AUTHOR=Qian Lang , Liu Xihui , Zhou Shichong , Zhi Wenxiang , Zhang Kai , Li Haoqiu , Li Jiawei , Chang Cai TITLE=A cutting-edge deep learning-and-radiomics-based ultrasound nomogram for precise prediction of axillary lymph node metastasis in breast cancer patients ≥ 75 years JOURNAL=Frontiers in Endocrinology VOLUME=15 YEAR=2024 URL=https://www.frontiersin.org/journals/endocrinology/articles/10.3389/fendo.2024.1323452 DOI=10.3389/fendo.2024.1323452 ISSN=1664-2392 ABSTRACT=Objective

The objective of this study was to develop a deep learning-and-radiomics-based ultrasound nomogram for the evaluation of axillary lymph node (ALN) metastasis risk in breast cancer patients ≥ 75 years.

Methods

The study enrolled breast cancer patients ≥ 75 years who underwent either sentinel lymph node biopsy or ALN dissection at Fudan University Shanghai Cancer Center. DenseNet-201 was employed as the base model, and it was trained using the Adam optimizer and cross-entropy loss function to extract deep learning (DL) features from ultrasound images. Additionally, radiomics features were extracted from ultrasound images utilizing the Pyradiomics tool, and a Rad-Score (RS) was calculated employing the Lasso regression algorithm. A stepwise multivariable logistic regression analysis was conducted in the training set to establish a prediction model for lymph node metastasis, which was subsequently validated in the validation set. Evaluation metrics included area under the curve (AUC), accuracy, sensitivity, specificity, positive predictive value, negative predictive value, and F1-score. The calibration of the model’s performance and its clinical prediction accuracy were assessed using calibration curves and decision curves respectively. Furthermore, integrated discrimination improvement and net reclassification improvement were utilized to quantify enhancements in RS.

Results

Histological grade, axillary ultrasound, and RS were identified as independent risk factors for predicting lymph node metastasis.
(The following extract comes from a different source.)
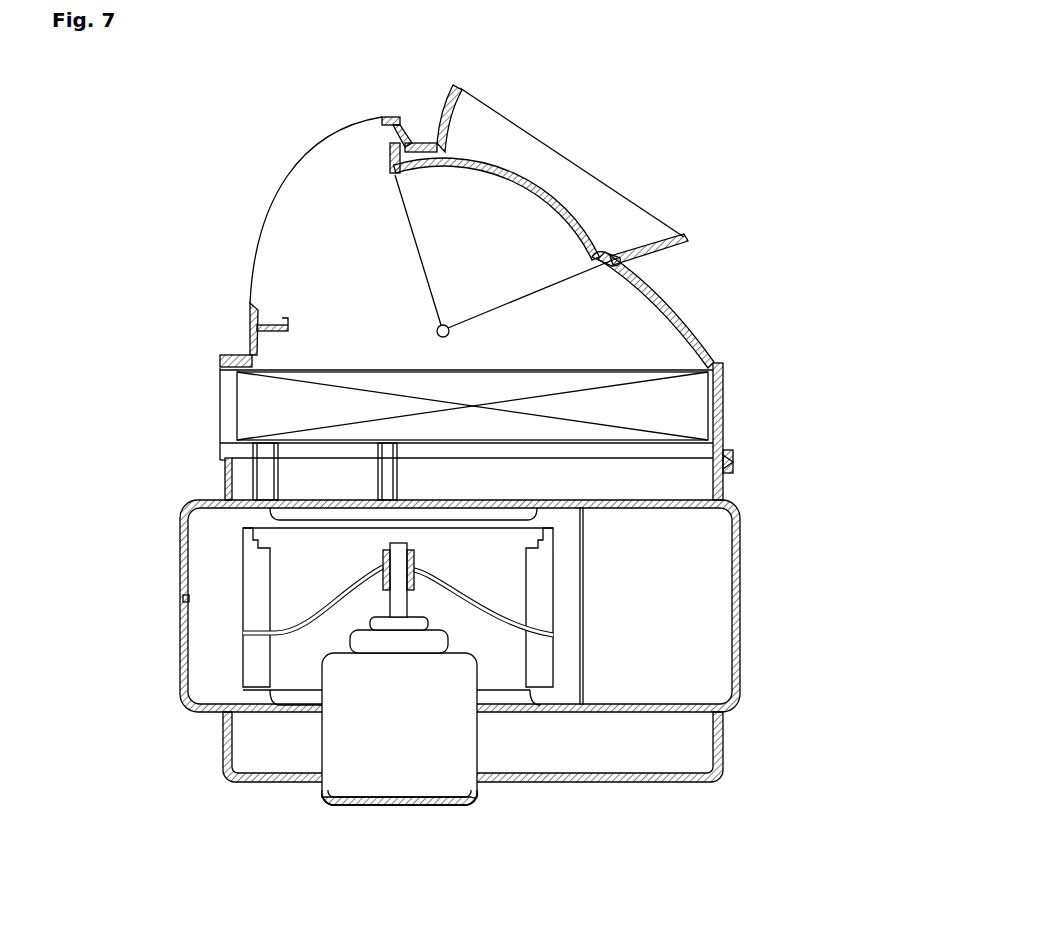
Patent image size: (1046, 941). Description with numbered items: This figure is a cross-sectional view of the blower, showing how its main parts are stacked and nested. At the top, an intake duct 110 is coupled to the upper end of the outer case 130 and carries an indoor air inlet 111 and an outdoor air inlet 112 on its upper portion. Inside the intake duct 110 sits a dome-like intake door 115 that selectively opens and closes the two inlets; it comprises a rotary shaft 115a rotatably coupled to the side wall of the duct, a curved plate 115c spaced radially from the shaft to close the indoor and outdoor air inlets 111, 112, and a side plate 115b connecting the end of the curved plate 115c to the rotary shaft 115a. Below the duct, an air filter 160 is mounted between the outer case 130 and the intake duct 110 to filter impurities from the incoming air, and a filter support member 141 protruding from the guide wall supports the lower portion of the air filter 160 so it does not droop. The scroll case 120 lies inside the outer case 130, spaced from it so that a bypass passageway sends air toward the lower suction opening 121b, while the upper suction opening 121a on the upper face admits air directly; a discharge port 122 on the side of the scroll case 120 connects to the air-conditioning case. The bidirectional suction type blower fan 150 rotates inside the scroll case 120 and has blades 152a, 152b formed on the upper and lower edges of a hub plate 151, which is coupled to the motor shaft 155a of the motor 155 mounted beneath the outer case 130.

The integration of the RS into the clinical prediction model significantly improved its predictive performance, with an AUC of 0.937 in the training set, surpassing both the clinical model and the RS model alone. In the validation set, the integrated model also outperformed other models with AUCs of 0.906, 0.744, and 0.890 for the integrated model, clinical model, and RS model respectively. Experimental results demonstrated that this study’s integrated prediction model could enhance both accuracy and generalizability.

Conclusion

The DL and radiomics-based model exhibited remarkable accuracy and reliability in predicting ALN status among breast cancer patients ≥ 75 years, thereby contributing to the enhancement of personalized treatment strategies’ efficacy and improvement of patients’ quality of life.